We live in a tiny village, in the middle of nowhere, and yet there are ten English families living near us. When we lived here seven years ago the only English I bumped into were retired couples who lived in their summer houses or eccentric hippies looking for a different lifestyle. I used to meet them at the recycling depot or wandering hopelessly around the supermarket looking for ginger biscuits.
Now we have an influx of young families. Many choose remote rural areas, with houses they can renovate. Families who move out here take a huge risk, the country life can be lonely and there is no English-language school available. It’s hard for the children, thrown into the strict French educational system. The parents are optimistic and keen to immerse the family in French cultural life. Before signing the papers to their houses they imagine chatting over the fence to their French neighbours and speaking perfect French in just a few months with their new friends over an aperitif.
In reality, their best friends tend to be English. The numbers of English residents has sky-rocketed in five years. There are estimated to be around 400,000 British families in France. In the English café in the local town I browse the monthly newsletters offering English plumbers, carpenters, gardeners…A whole community has materialized to meet their needs. The supermarket has an International section now (baked beans, HP sauce, Tetley’s tea-bags…) and the staff speak English these days.

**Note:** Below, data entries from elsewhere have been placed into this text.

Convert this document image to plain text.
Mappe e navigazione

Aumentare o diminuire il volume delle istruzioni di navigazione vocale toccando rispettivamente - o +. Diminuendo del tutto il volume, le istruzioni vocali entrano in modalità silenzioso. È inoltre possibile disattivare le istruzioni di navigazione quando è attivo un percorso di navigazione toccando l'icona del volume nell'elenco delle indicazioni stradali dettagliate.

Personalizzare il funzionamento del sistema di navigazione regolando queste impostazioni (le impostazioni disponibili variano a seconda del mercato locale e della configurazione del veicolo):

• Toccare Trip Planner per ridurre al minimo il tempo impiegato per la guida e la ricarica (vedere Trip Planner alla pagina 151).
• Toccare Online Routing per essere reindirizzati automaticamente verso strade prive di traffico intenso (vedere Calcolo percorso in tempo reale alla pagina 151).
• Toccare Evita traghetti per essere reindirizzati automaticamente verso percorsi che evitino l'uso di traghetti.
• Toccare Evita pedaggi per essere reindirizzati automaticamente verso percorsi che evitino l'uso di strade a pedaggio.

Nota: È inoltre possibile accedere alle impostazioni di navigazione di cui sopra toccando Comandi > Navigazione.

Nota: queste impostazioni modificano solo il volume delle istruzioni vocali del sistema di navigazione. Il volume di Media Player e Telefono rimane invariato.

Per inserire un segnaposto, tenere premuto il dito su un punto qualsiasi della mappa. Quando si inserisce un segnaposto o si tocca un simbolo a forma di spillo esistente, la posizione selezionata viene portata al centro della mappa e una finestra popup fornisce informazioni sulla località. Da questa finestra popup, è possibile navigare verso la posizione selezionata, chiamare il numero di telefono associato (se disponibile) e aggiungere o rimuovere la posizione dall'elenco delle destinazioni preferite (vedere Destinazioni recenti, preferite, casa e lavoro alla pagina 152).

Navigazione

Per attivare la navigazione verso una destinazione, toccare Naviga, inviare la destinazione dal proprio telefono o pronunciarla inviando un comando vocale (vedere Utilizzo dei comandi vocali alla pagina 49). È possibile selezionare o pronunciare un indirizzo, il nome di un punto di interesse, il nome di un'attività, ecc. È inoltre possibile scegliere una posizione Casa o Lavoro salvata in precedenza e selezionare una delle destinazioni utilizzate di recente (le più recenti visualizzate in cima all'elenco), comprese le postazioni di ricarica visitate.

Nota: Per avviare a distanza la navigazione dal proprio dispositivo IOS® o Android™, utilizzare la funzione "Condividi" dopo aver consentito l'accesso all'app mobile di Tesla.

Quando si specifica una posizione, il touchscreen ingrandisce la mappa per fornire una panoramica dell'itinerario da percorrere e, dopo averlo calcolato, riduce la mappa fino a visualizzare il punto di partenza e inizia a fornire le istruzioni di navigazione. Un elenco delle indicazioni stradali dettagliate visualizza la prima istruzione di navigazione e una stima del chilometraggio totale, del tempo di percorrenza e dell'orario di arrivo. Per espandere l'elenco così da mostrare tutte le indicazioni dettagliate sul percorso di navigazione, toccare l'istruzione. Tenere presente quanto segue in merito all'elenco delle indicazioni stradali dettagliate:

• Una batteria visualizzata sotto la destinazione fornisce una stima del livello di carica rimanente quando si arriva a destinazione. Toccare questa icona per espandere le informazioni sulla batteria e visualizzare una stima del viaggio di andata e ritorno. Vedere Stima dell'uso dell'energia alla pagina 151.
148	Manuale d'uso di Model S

In the local village school Marc and Nina attend (four classes, three teachers and sixty-six pupils) there are seven English kids. That’s nearly 10%. The seven kids naturally talk English together, even though they are all bilingual. Except in class where English in banned. So far, the linguistic balance is working and the seven English-speaking kids make efforts to play with the French children and integrate through after-school activities. Marc and Nina have friends from both cultures and translate when needed. But in the secondary school I hear that 20% of the kids are English. They have become a separate group and rarely socialize with French kids.
What do the locals think about it? French mothers are happy for their kids to play with the English kids after school (free language lessons!) But furious at the prices the English pay for a country house. There is a distinct feeling that the numbers are getting too high and anti-English comments can be heard all around. The teachers hate teaching English as a Second Language (part of the curriculum) to the English kids, who laugh at their pronunciation.
On the English side some of the parents were rather annoyed to have yet another ‘English’ family join the class when we arrived. One mother, who has been living in our village for four years, was furious to have lost her status as the Only Brit in the Village. There’s the unspoken fear that the English kids will not bother learning French or make any French friends if there are too many of them. This is the case in many countries where, once numbers get too large, an internal community is formed.